Celebrating and Erasing Diversity
Blackboard Ally may seem a pretty thin reed to support the claim that accessibility and inclusivity are a threat to American universities and society at large. But don’t be fooled: there are many initiatives being advanced at all levels of the university—administration, staff, faculty, and students—that aim at ensuring universal access, universal success, and universal mediocrity. This past semester I observed the presentation of a graduate student who was being considered for a professorship. Her presentation was on “neurodiversity” in students and how to accommodate it in educational settings. By “neurodiversity,” she referred to conditions like autism, depression, anxiety, and mood disorders.

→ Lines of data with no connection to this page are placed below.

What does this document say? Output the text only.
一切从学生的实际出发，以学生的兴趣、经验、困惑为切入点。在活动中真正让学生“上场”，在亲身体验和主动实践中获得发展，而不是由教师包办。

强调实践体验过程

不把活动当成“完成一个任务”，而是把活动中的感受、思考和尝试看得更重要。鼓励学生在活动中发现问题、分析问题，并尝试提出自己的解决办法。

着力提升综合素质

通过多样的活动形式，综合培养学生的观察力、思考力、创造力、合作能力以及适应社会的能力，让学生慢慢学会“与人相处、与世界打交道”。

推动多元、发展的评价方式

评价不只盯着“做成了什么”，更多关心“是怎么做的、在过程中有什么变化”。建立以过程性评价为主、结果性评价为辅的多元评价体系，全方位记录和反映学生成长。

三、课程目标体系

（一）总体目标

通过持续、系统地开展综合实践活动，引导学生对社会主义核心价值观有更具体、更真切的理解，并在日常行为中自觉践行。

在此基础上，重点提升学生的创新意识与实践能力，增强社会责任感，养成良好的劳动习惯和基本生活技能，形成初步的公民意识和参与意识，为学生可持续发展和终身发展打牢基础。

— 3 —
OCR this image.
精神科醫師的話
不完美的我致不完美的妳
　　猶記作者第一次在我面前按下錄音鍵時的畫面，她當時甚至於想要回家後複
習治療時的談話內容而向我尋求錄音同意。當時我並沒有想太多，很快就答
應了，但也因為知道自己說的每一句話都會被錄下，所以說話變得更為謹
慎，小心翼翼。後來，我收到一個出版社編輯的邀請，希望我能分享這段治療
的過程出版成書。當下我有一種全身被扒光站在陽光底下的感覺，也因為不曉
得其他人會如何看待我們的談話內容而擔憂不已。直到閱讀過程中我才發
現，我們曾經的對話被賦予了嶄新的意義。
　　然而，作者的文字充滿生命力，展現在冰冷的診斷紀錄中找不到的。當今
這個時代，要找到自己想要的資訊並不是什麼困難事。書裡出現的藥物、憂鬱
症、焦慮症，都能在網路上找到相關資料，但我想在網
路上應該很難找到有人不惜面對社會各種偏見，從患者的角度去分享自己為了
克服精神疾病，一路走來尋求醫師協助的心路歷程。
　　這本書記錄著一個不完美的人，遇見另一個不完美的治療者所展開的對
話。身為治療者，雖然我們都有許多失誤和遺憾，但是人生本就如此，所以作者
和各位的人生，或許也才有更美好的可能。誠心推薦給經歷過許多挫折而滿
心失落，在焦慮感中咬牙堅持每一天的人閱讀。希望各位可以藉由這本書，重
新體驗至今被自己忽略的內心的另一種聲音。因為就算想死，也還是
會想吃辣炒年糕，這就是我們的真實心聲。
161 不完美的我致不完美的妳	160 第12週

As her presentation unfolded, it became clear that all of these require some preemptive accommodation. For example, she suggested that students with disabilities shouldn’t be required to offer medical documentation because not everyone has equal access to healthcare. Further, instructors should make class more accessible by not penalizing students for regularly being late to class: anxiety disorders may require some students to take a circuitous route to class to avoid crowds. Never mind that late arrivals distract everyone in the class, and never mind that looking the other way on regular tardiness sends a message to other students that class simply isn’t that important. As an aside, the presenter lamented that Google Maps undermines “neurodiversity” because it gives you routes that assume that you want to know the fastest way from one place to another (after all, a person with anxiety may prefer a less direct route). One is left to wonder: what would Google Maps look like if it were built without the assumption that users primarily value time efficiency in considering how to move about space?
On the whole, the term neurodiversity nicely indicates the mediocrity that advocates of radical accessibility pursue. It recognizes that people have cognitive differences, but in trying to accommodate difference they inevitably read difference as disability that requires totalizing adjustments. This denigrates the potential of people who face various challenges—it handicaps their chances at true excellence. In the end, difference is all there is. Insofar as anyone is an “individual” at all, we all have differences and limitations with which we must contend. But as ideology, radical inclusivity fetishizes these endless differences. Differences that benefit the individual (beauty, intelligence, wealth, initiative) can only be understood as unfair privileges, while differences that do not redound to the individual’s benefit can only be made into disabilities which ultimately perpetuate inequity. As is increasingly the case, any inequity is evidence of injustice. And injustice must be met with accommodation to mitigate the effects of individual differences, which are crassly simplified as unearned privilege or the residue of oppression. Ironically, the intervention to address these differences is a sweeping attempt to manufacture universal success—a success without dignity or excellence, a success that ultimately negates individual differences rather than affirms them. Thus, the advocates of accessibility celebrate diversity as they erase it.